Dangote Petroleum Refinery has announced a reduction in the ex-depot (gantry) price of Premium Motor Spirit (PMS), commonly known as petrol, from N835 per litre to N825 per litre, effective May 12, 2025. This marks the fourth price cut in 2025, following a reduction from N865 to N835 per litre in April, and earlier decreases from N950 to N890 in January and N890 to N825 in February. The latest N10 per litre adjustment, reported by outlets like Vanguard and Daily Post, aims to enhance customer value and solidify Dangote’s dominance in Nigeria’s downstream oil sector amid ongoing competition.

The price war intensified after the landing cost of imported petrol dropped to N774.72 per litre in March, undercutting Dangote’s then-N825 gantry price, prompting marketers to favor imports. The refinery’s 650,000 barrels-per-day facility responded with a N10 cut to N815 per litre on March 13, though the latest adjustment reverses part of that reduction. Industry stakeholders, including the Independent Petroleum Marketers Association of Nigeria, note that deregulation and lower global crude oil prices, with Brent crude below $60 per barrel, are driving competitive pricing. The Nigerian Midstream and Downstream Petroleum Regulatory Authority’s N10 levy raises the effective cost to N835 per litre, with pump prices expected to range between N860 and N895 across regions like Lagos, the South-West, North, and South-South/South-East.

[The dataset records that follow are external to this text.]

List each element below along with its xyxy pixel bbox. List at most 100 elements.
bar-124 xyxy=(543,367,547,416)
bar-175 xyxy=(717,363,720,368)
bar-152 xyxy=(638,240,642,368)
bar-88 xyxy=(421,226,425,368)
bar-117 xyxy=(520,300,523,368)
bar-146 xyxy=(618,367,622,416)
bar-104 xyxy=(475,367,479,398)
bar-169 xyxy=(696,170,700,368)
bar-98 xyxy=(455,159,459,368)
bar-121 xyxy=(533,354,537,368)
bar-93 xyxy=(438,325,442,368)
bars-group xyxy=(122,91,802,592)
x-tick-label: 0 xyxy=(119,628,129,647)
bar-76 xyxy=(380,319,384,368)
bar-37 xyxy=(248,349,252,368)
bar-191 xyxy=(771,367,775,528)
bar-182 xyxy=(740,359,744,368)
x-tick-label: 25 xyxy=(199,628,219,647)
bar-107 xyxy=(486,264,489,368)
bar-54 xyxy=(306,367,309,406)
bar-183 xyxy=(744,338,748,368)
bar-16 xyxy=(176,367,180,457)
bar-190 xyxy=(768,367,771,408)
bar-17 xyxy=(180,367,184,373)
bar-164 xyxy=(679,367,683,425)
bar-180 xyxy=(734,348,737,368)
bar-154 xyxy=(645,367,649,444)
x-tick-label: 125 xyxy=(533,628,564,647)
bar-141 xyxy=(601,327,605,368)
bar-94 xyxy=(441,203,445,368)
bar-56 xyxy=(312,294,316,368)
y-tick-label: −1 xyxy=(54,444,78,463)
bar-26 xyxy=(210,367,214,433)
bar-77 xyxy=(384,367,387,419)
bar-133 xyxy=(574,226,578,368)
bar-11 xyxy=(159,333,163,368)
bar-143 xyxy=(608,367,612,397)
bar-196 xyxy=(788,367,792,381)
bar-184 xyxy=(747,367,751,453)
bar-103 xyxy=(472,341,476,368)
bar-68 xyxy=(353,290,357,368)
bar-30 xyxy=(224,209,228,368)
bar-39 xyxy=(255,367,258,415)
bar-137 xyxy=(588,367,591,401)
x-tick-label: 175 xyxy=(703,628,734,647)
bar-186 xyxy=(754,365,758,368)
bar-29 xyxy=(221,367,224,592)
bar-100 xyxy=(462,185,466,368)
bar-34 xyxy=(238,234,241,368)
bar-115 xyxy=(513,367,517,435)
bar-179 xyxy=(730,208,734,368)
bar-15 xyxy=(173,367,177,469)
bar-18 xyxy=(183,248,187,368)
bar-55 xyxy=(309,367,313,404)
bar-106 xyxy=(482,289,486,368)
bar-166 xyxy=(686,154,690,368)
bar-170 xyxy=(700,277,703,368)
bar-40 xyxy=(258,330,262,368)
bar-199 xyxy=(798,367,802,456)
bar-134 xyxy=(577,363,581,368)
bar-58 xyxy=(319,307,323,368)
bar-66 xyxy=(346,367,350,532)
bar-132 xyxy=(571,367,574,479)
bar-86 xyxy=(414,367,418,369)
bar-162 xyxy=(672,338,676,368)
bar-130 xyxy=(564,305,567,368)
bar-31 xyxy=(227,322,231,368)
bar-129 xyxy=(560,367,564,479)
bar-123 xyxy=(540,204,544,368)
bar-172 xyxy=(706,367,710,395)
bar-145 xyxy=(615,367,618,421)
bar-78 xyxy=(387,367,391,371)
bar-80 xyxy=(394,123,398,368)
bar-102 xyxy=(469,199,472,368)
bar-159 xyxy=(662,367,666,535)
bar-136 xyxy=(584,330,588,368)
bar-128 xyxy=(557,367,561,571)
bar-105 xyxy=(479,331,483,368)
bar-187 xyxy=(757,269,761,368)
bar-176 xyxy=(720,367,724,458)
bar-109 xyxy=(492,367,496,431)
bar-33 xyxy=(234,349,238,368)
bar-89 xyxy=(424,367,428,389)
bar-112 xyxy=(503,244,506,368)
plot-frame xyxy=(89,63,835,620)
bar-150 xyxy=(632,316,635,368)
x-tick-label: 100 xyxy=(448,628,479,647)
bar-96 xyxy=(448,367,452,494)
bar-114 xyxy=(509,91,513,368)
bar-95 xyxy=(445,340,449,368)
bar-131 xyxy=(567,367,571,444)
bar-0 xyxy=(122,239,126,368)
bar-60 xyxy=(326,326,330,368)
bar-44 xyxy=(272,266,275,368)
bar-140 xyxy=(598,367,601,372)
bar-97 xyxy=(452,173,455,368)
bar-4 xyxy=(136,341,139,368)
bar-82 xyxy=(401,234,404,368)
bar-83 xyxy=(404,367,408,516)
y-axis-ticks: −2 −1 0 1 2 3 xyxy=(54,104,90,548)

Dangote’s strategy includes maintaining over 500 million litres of petrol in storage to ensure supply stability and support exports to Europe, America, and Asia, including recent jet fuel shipments to Saudi Arabia. The refinery has urged marketers to pass on the price benefits to consumers, aligning with President Bola Tinubu’s economic reforms for energy self-sufficiency. However, tensions with the Nigerian National Petroleum Company Limited (NNPCL) over naira-denominated crude sales, which expired in March, have complicated dynamics, with Dangote briefly halting naira-based sales due to currency mismatches. The Federal Executive Council’s directive to resume naira-for-crude deals aims to stabilize local refining and reduce import reliance.

Public sentiment on X reflects optimism about the price drop, with users like @NigeriaStories and @Ekiti_Princess1 celebrating the relief, though some, like @AdetunjiAdewolu, note the market’s volatility. Analysts suggest that sustained global oil price declines could push pump prices below N800 per litre, benefiting consumers but challenging importers facing losses estimated at N75 billion monthly.